Waarde van Weten Wat Werkt
Bij het projectonderzoek is de Weten Wat Werkt-methode een waardevol instrument gebleken. “We hebben voor de metingen meerwaardetoetsen laten invullen door revalidanten en medewerkers,” vertelt Dineke. “Dat heeft geleid tot input voor een factsheet met inzichten waar we echt iets aan hebben.” Binnenkort verschijnt er een video met input uit de factsheet waarin de resultaten verder worden toegelicht.
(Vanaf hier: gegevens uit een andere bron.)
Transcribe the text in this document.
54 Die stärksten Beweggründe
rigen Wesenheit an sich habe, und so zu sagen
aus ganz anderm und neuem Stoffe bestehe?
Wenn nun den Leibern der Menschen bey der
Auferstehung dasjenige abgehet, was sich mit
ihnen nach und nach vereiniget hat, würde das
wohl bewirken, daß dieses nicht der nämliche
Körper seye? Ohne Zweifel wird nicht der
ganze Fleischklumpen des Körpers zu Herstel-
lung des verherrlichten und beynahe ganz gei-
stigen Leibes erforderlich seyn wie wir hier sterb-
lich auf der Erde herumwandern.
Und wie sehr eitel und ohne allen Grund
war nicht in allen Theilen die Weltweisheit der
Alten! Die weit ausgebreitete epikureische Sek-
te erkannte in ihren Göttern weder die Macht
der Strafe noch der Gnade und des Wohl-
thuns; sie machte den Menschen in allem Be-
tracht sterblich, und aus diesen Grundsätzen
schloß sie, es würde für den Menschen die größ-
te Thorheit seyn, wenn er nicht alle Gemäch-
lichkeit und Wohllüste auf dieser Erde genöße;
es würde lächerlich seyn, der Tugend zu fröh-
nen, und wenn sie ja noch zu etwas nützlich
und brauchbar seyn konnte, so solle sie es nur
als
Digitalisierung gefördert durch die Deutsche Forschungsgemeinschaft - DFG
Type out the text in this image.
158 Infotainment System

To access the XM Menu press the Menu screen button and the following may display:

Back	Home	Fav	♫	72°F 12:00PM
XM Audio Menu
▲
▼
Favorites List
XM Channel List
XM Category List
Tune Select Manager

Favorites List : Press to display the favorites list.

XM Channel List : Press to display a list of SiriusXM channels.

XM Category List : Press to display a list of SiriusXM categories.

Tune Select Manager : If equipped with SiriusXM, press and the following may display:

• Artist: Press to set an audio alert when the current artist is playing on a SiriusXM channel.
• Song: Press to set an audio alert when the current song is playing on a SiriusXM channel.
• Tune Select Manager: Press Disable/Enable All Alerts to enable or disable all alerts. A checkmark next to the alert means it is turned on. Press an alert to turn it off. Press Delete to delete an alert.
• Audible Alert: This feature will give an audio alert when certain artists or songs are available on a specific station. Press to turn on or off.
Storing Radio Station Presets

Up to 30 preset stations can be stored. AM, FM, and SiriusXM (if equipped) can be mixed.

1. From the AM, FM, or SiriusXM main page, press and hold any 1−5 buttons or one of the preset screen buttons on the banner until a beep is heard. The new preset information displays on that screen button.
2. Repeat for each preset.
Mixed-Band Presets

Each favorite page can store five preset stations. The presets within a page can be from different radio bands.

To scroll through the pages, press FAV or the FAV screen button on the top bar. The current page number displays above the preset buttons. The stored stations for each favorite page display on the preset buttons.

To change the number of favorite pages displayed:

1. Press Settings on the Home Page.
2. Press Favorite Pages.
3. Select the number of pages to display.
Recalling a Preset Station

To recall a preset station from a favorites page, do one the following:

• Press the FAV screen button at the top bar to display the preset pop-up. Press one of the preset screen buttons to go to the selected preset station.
Ze ziet dat de methode steeds vaker wordt ingezet. “Bij Liberein wordt de Weten Wat Werkt-methode nu ook gebruikt bij andere projecten, zoals Slimme Inco. Het helpt enorm om de meerwaarde van zorgtechnologie goed te onderbouwen.”
Samen leren
De samenwerking tussen de vier organisaties was een ander sterk punt van het GRZ-project. “Je leert zoveel van elkaar,” zegt Lotte enthousiast. “We hebben bij elkaar kunnen kijken, ervaringen gedeeld en elkaar uitgedaagd om verder te denken.” Dineke beaamt dat: “Waarom zou je telkens opnieuw het wiel uitvinden? Juist door samen te werken, bouw je voort op elkaars kennis.” Terwijl ze terugblikken op het project zijn beide professionals trots op de geboekte vooruitgang. “Bij Liberein maken we nu revalidatieplanningen via de Compaan in plaats van op papier. Dat zorgt voor meer overzicht en regie voor de cliënt,” zegt Dineke. “We willen dit nog verder uitbreiden met digitale oefeningen en meer aandacht hebben voor de mogelijkheden op het gebied van videobellen, zodat familie ook op afstand meer betrokken kan blijven.” Bij de Posten oefenen cliënten meer dankzij de Compaan, wat als een mooie ontwikkeling wordt gezien.
Pas het begin
Het GRZ-project heeft echt iets in beweging gezet, concluderen beiden. Lotte: “We hopen hiermee anderen te inspireren om met zorgtechnologie verder aan de slag te gaan. Het heeft echt laten zien dat technologie een waardevolle bijdrage kan leveren in de zorg. Dit is pas het begin. We gaan hier zeker mee door. Daarnaast heeft de gekozen Weten Wat Werkt-methode ons enorm geholpen om metingen te bundelen en sneller inzichtelijk te maken.”